Exploration vs. Exploitation

In order to determine which arm yields the greatest rewards in a bandit problem, or which action might lead to the greatest total rewards in reinforcement learning, a learning system needs to experiment with different actions. It needs to spend time and other resources exploring various options.

However, once it has learnt something, the learning system is faced with two mutually opposed courses of action: should it try to make use of the knowledge it already has to maximize its rewards (exploitation) or should it continue trying new kinds of behaviour even though there is a risk it will be suboptimal (exploration)? It is obvious that a learning system will need to do at least some exploration to learn anything at all, but how much exploration is the right amount?

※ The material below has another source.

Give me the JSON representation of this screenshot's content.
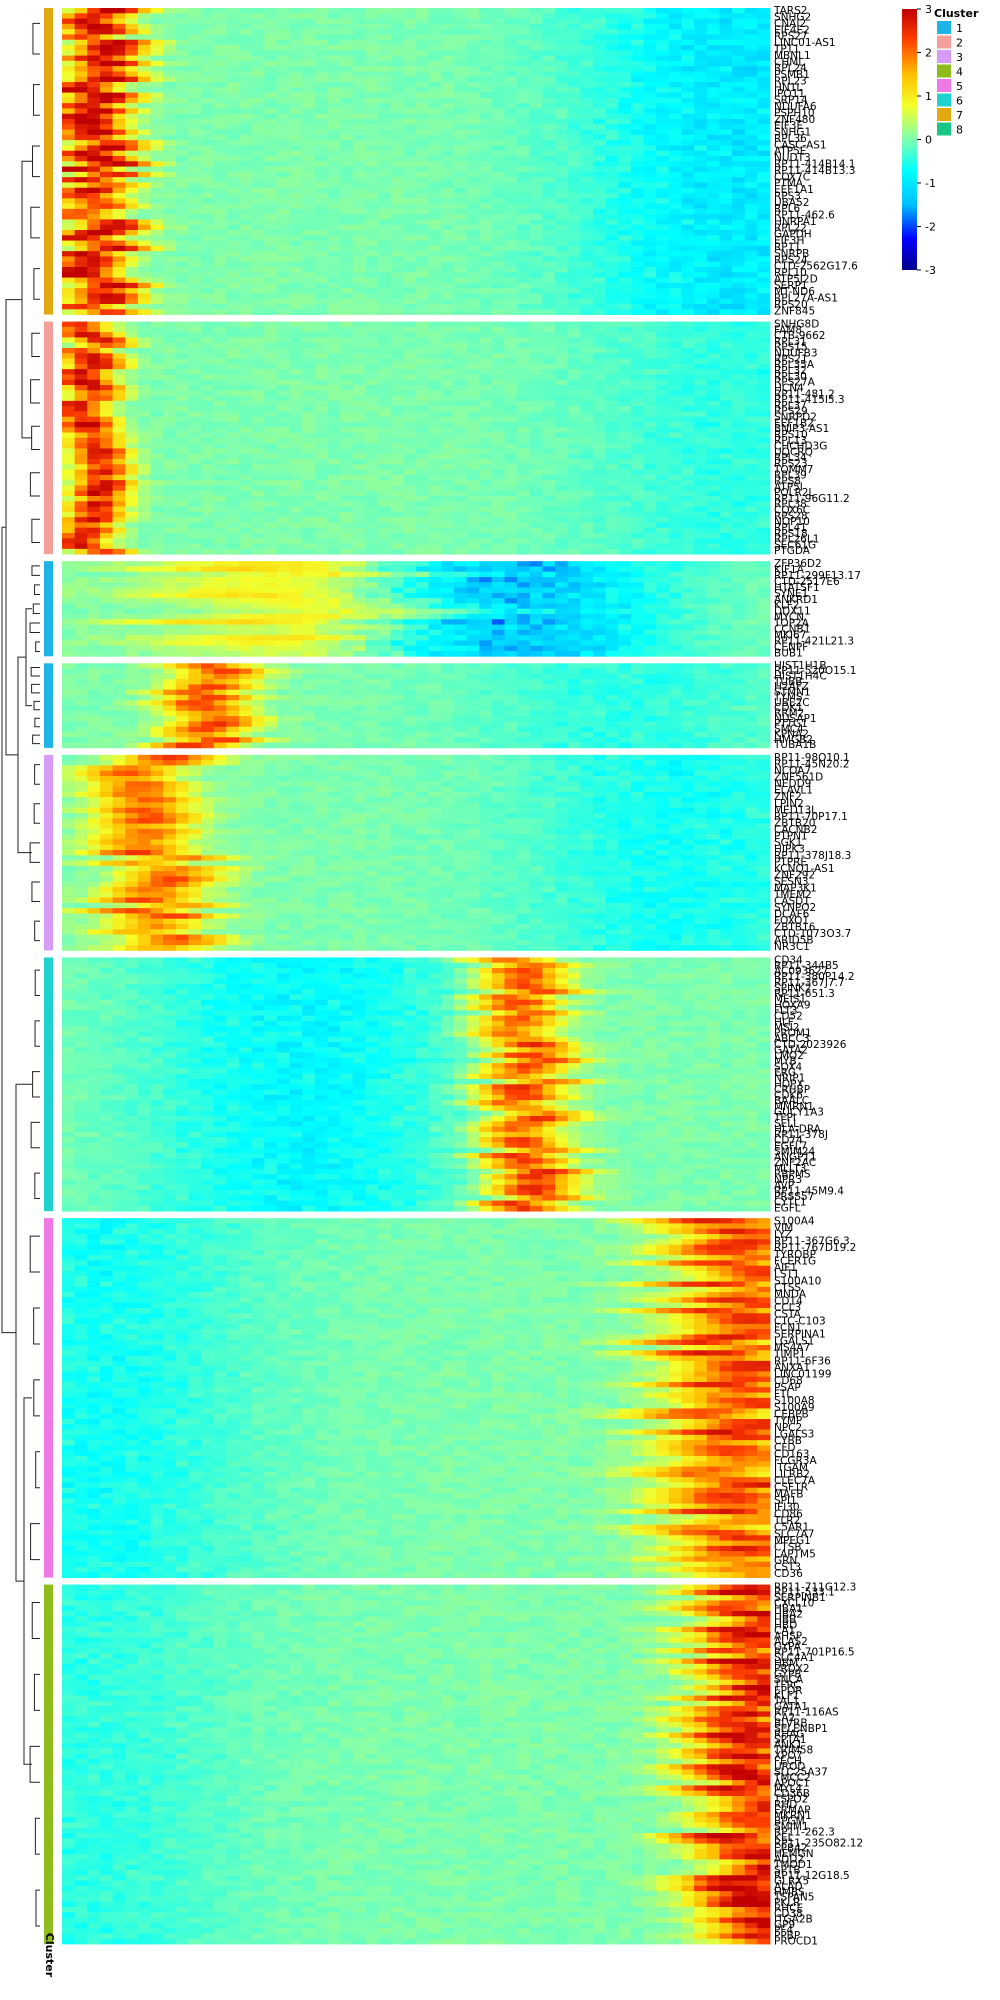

This choice is commonly referred to as the exploration vs. exploitation trade-off.

Approximate Approaches

While one could theoretically be looking for an optimal solution to the exploration vs. exploitation trade-off, this is generally extremely difficult to do. However, there is a number of approximate approaches [aima].

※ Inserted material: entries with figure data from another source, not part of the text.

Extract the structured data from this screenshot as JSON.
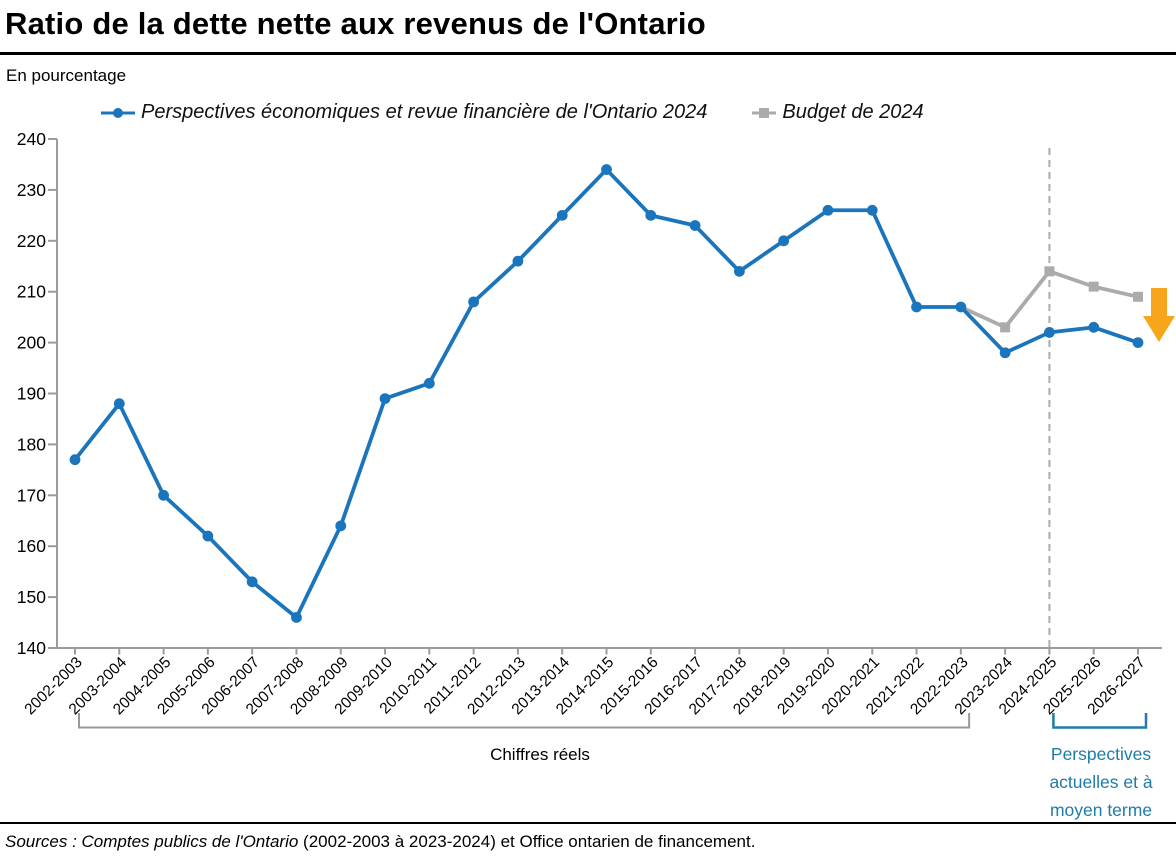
{
  "header": {
    "title": "Ratio de la dette nette aux revenus de l'Ontario",
    "unit_label": "En pourcentage"
  },
  "chart_data": {
    "type": "line",
    "title": "Ratio de la dette nette aux revenus de l'Ontario",
    "ylabel": "En pourcentage",
    "ylim": [
      140,
      240
    ],
    "ytick_step": 10,
    "grid": false,
    "legend_position": "top",
    "categories": [
      "2002-2003",
      "2003-2004",
      "2004-2005",
      "2005-2006",
      "2006-2007",
      "2007-2008",
      "2008-2009",
      "2009-2010",
      "2010-2011",
      "2011-2012",
      "2012-2013",
      "2013-2014",
      "2014-2015",
      "2015-2016",
      "2016-2017",
      "2017-2018",
      "2018-2019",
      "2019-2020",
      "2020-2021",
      "2021-2022",
      "2022-2023",
      "2023-2024",
      "2024-2025",
      "2025-2026",
      "2026-2027"
    ],
    "series": [
      {
        "key": "outlook",
        "name": "Perspectives économiques et revue financière de l'Ontario 2024",
        "color": "#1B75BC",
        "marker": "circle",
        "values": [
          177,
          188,
          170,
          162,
          153,
          146,
          164,
          189,
          192,
          208,
          216,
          225,
          234,
          225,
          223,
          214,
          220,
          226,
          226,
          207,
          207,
          198,
          202,
          203,
          200
        ]
      },
      {
        "key": "budget",
        "name": "Budget de 2024",
        "color": "#ABABAB",
        "marker": "square",
        "connect_from": {
          "category": "2022-2023",
          "value": 207
        },
        "values": [
          null,
          null,
          null,
          null,
          null,
          null,
          null,
          null,
          null,
          null,
          null,
          null,
          null,
          null,
          null,
          null,
          null,
          null,
          null,
          null,
          null,
          203,
          214,
          211,
          209
        ]
      }
    ],
    "divider": {
      "category": "2024-2025",
      "style": "dashed",
      "color": "#ABABAB"
    },
    "arrow": {
      "direction": "down",
      "color": "#F7A51B"
    },
    "axis_color": "#9B9B9B"
  },
  "annotations": {
    "actuals": {
      "label": "Chiffres réels",
      "from": "2002-2003",
      "to": "2023-2024",
      "bracket_color": "#999999",
      "text_color": "#000000"
    },
    "outlook": {
      "label": "Perspectives actuelles et à moyen terme",
      "label_lines": [
        "Perspectives",
        "actuelles et à",
        "moyen terme"
      ],
      "from": "2024-2025",
      "to": "2026-2027",
      "bracket_color": "#1E7CA8",
      "text_color": "#1E7CA8"
    }
  },
  "footer": {
    "source_italic": "Sources : Comptes publics de l'Ontario",
    "source_regular": " (2002-2003 à 2023-2024) et Office ontarien de financement."
  }
}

A brief overview of some basic approaches, namely the:

  • ε-Greedy Algorithm;
  • UCB (Upper Confidence Bound) and Bayesian UCB;
  • Thompson Sampling.

along with sample implementations in Python can be found at [lilianweng].

Other approaches, somewhat popular in the area of reinforcement learning, include heuristic methods motivated by psychology, e.g. artificial curiosity, wherein agents are made curious so that they keep returning to states with surprising transitions, where there is presumably a lot of potential to learn interesting things about the environment. Recent works of this kind include e.g. [curiosity1, curiosity2].

Literature

  1. [aima] Russell, S.J. and Norvig, P., 2010. Artificial Intelligence-A Modern Approach, Third International Edition.
  2. [lilianweng] Lilian Weng. The Multi-Armed Bandit Problem and Its Solutions. https://lilianweng.github.io/lil-log/2018/01/23/the-multi-armed-bandit-problem-and-its-solutions.html#upper-confidence-bounds
  3. [curiosity1] Pathak, D., Agrawal, P., Efros, A.A. and Darrell, T., 2017. Curiosity-driven exploration by self-supervised prediction. In Proceedings of the IEEE Conference on Computer Vision and Pattern Recognition Workshops (pp. 16-17).
  4. [curiosity2] Burda, Y., Edwards, H., Pathak, D., Storkey, A., Darrell, T. and Efros, A.A., 2018. Large-scale study of curiosity-driven learning. arXiv preprint arXiv:1808.04355.